In another case (15HDC01387, 16 June 2017), a GP requested blood tests for a 78-year-old man. The results showed that the man had a moderate number of reactive lymphocytes. The GP referred the man to the medical outpatients clinic at a hospital because of this symptoms, and attached to the referral letter the blood test results and a note that a further report was to follow from a pathologist. However, the referral letter did not refer to the man’s high lymphocyte levels or that the GP was awaiting a supplementary report. Subsequently, further blood tests were taken, and the results were consistent with chronic lymphocytic leukaemia (CLL). The GP did not forward that information to the outpatients clinic or discuss it with the man. The GP stated that it was his expectation that the results of the investigations he had included would be reviewed by the medical team, and that further investigations referred to in the laboratory result would be available to the clinic because they shared the same laboratory service. He stated that he thought that as he had made an appropriate referral to the medical outpatients clinic he had deputised the clinic to follow up on the man’s condition. As the GP had made no formal referral to the clinic, the Commissioner did not consider that the GP had deputised the outpatients service to follow up on the man’s test results, and said that it was not a reasonable expectation that the DHB staff would proactively search the community laboratory database when there was no obvious reason to do so. The Commissioner stated that the GP had a responsibility to communicate the diagnosis of CLL and the related blood test results directly to the DHB and to the man himself.

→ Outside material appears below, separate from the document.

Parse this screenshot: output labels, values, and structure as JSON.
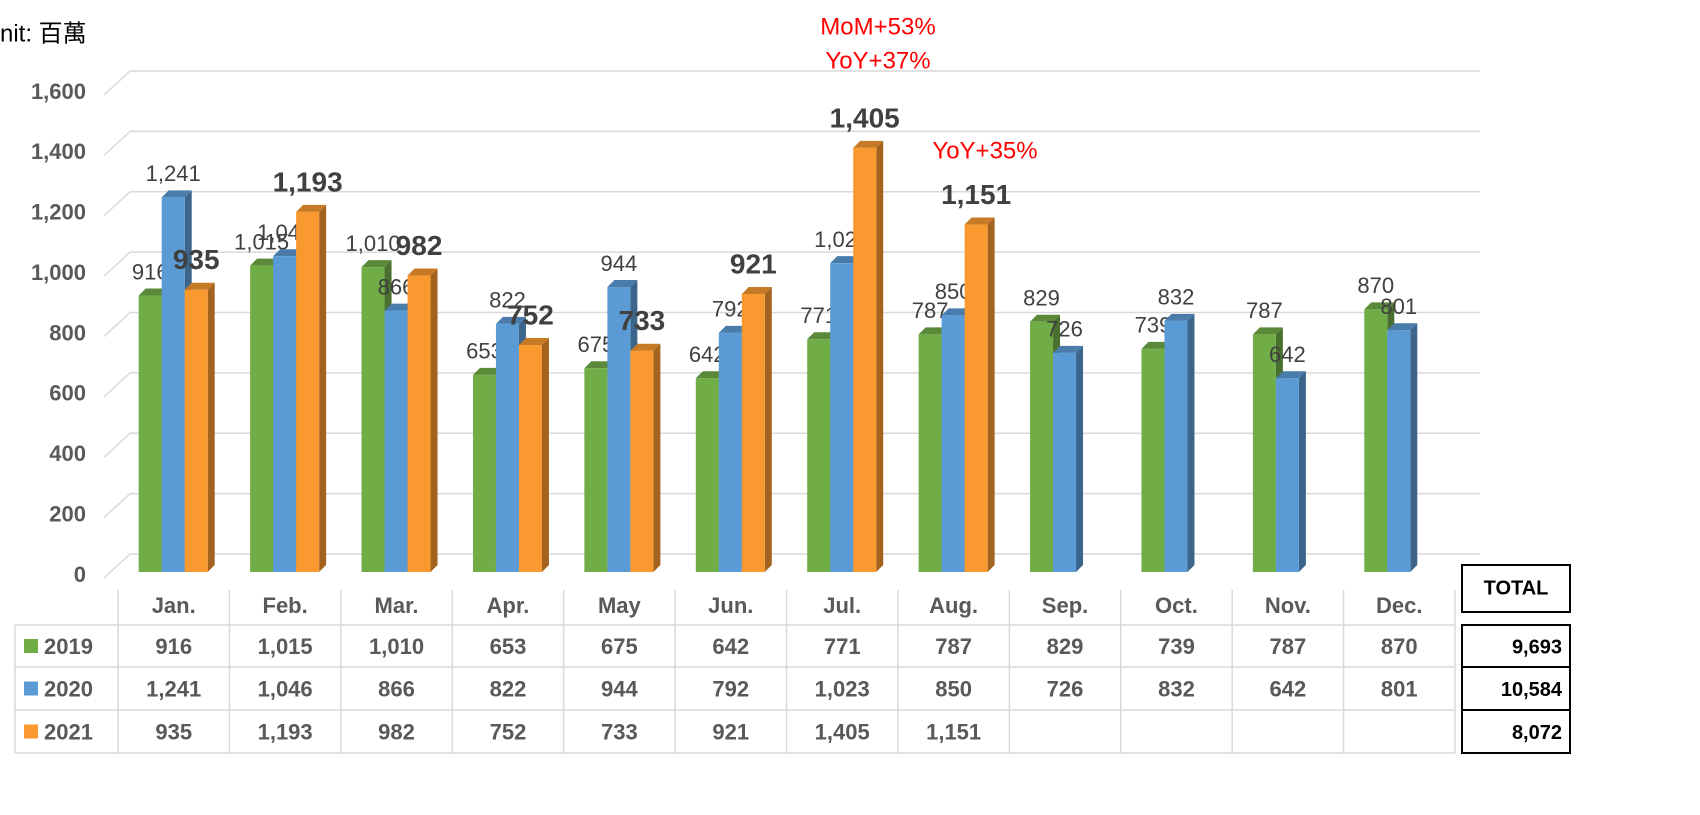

The management of test results, and in particular the issue of who is ultimately responsible for following up test results, continues to create problems. There is often a lack of agreement and consistency between the parties as to what is reasonable, in particular when multiple clinicians are involved in the management of a patient between primary and secondary care. Fundamentally, this is an issue of effective communication between providers, which is essential to maintain a seamless service and ultimately to ensure the well-being of the patient.